Blue Waters is expected to deliver sustained performance of more than one petaflop on many real-world scientific and engineering applications. A petaflop equals about 1 quadrillion calculations per second. They will be coupled to more than a petabyte of memory and more than 10 petabytes of disk storage. All of that memory and storage will be globally addressable, meaning that processors will be able to share data from a single pool exceptionally quickly, researchers said. Blue Waters, is supported by a $208 million grant from the National Science Foundation and will come online in 2011."
More crap code (Score:3, Insightful)
I find it funny how the people who have never been formally trained with writing in a language (Mathematics, and just science in general) write the best codes while the majority of the IT people I see write the most appalling code I've ever seen. I think it has something to do with the fact that the science people don't pretend to know everything and are much more willing to learn something new while the IT people already know everything.
Re:More crap code (Score:1, Insightful)
I doubt they can just write crappy code. It's very unlikely that all this memory is on a single bus, so the more distant a core is from the memory it's addressing, the slower that access is.

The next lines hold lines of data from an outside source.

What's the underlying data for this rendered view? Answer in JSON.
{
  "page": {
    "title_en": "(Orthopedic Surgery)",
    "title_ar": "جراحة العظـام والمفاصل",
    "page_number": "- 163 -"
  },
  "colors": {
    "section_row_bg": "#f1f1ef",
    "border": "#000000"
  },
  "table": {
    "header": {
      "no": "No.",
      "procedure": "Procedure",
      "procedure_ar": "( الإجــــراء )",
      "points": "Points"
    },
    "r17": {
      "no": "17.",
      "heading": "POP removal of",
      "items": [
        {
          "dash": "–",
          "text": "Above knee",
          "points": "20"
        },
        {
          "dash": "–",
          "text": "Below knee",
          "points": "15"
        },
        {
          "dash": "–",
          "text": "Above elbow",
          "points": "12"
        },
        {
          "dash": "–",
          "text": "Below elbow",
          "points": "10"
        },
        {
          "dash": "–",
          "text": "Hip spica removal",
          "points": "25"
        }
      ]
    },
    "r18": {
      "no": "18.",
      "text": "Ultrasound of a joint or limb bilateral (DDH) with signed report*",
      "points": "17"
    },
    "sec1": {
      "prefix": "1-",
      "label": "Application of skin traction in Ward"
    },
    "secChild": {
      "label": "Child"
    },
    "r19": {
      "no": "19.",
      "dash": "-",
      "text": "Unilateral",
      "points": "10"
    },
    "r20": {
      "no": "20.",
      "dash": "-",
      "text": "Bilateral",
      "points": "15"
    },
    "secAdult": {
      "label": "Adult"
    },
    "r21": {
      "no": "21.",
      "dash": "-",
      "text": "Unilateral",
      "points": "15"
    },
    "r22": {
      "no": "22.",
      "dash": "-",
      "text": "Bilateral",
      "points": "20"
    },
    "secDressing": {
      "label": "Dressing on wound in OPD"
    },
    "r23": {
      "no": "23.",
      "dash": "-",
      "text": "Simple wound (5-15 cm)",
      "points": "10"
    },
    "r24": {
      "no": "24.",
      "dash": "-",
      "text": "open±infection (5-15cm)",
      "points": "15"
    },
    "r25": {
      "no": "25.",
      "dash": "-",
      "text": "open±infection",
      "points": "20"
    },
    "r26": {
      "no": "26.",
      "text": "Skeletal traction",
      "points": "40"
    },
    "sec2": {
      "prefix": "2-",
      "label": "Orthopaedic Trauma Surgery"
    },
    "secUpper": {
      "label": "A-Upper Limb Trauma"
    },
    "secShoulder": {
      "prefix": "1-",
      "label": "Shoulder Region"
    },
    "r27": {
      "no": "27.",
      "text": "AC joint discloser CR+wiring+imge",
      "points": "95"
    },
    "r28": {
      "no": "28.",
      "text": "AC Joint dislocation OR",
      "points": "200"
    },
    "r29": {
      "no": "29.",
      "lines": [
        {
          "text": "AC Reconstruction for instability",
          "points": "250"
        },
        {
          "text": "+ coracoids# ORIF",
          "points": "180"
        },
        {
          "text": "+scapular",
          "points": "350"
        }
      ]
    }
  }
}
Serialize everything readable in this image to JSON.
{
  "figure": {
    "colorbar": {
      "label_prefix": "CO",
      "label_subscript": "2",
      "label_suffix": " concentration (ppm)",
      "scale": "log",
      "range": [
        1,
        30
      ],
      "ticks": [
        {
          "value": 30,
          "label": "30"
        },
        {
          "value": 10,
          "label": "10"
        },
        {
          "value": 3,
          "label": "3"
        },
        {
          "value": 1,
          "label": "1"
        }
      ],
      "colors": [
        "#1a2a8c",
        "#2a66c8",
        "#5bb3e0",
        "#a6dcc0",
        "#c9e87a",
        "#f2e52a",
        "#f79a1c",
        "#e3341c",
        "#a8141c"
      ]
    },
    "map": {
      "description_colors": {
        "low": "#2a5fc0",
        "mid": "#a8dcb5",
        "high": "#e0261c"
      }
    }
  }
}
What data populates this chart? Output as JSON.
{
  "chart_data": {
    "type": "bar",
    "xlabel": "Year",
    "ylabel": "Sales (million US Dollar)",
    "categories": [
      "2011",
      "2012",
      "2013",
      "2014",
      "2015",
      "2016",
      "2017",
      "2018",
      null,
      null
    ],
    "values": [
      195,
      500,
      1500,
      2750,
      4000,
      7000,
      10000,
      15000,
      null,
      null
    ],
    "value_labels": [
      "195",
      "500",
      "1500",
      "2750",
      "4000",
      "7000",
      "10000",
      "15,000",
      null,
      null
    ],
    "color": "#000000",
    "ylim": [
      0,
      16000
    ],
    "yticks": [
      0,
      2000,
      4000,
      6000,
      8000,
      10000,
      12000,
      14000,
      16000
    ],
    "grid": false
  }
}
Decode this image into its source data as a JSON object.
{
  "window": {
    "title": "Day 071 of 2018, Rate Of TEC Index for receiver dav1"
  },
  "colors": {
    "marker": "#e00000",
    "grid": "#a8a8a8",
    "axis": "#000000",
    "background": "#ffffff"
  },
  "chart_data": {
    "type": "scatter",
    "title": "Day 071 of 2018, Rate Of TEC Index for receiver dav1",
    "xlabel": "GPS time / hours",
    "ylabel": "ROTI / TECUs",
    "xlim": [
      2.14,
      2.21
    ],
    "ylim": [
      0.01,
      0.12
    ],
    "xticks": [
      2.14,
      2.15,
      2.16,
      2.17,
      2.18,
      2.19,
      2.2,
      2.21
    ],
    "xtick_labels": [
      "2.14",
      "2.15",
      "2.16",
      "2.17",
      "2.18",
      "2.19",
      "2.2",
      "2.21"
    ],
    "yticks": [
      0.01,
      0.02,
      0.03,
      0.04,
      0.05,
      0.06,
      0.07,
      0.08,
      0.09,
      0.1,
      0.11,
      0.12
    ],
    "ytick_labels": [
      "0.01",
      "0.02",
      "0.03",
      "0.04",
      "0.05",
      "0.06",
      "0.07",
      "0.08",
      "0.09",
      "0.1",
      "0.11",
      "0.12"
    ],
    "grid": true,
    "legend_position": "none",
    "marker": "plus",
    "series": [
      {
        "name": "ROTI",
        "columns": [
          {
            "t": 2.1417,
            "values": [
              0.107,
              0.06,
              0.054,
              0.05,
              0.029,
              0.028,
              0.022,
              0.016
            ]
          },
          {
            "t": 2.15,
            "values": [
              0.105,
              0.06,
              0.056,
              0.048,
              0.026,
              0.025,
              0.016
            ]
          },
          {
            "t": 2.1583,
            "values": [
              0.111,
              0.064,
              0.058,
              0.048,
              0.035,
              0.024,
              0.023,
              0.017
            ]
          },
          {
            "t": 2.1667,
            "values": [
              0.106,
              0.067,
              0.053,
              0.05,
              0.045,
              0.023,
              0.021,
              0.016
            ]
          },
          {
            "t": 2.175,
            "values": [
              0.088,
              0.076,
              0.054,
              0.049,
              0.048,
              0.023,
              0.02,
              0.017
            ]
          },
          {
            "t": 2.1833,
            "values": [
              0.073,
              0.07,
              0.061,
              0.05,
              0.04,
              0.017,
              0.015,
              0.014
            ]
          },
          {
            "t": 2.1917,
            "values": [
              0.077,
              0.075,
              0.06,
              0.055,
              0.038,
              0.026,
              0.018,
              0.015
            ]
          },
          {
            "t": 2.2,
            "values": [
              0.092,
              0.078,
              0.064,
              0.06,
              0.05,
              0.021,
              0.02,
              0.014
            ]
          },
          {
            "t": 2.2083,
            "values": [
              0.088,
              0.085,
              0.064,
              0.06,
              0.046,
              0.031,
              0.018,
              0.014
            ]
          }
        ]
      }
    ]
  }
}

It's a little bit like putting a video card with 1GB of lightning-quick video RAM in your computer. That VRAM is part of your computer's address space, so you can certainly use it just like regular RAM. But talking to it over the PCI-E bus is slow as fuck compared to talking to main memory. This is why game developers spend a lot of time ensuring that all the textures in a scene can fit in a typical video card's local RAM. It has nothing to do with whether the GPU itself can handle that level of detail without slowing down: it's because your framerate will drop from 50 to 2 the instant you have to transfer a texture from main memory to VRAM.
It's because science people aren't familiar with the programming aphorism: "Code first, optimize second, if at all." Optimized code is more difficult to write, more difficult to understand, more difficult to make bug-free, more difficult to maintain, and more difficult to extend to include new features. It's also more difficult to port, which is a big problem because optimized code is dependent not just on a particular processor family or manufacturer, but sometimes on the microcode level of a specific stepping of a processor model.
Being a little more kind to the science-types, it's probably also because most scientific problems are very well-defined before they get to the stage where computers get involved. So it might be quite acceptable for a scientific program to run on only one machine and produce correct output for a certain narrow type of inputs. In that case -- and considering that the highly-paid research scientist and his team of grad students might be sitting on their thumbs until they gets back the results of the computations -- it can certainly make sense to expend significant effort on optimization.
For the most part, though, it's more important for a program to be usable, featureful, secure, and correct (more or less in that order) than it is for it to run fast. Only when poor performance begins to impact those primary concerns should you begin to optimize.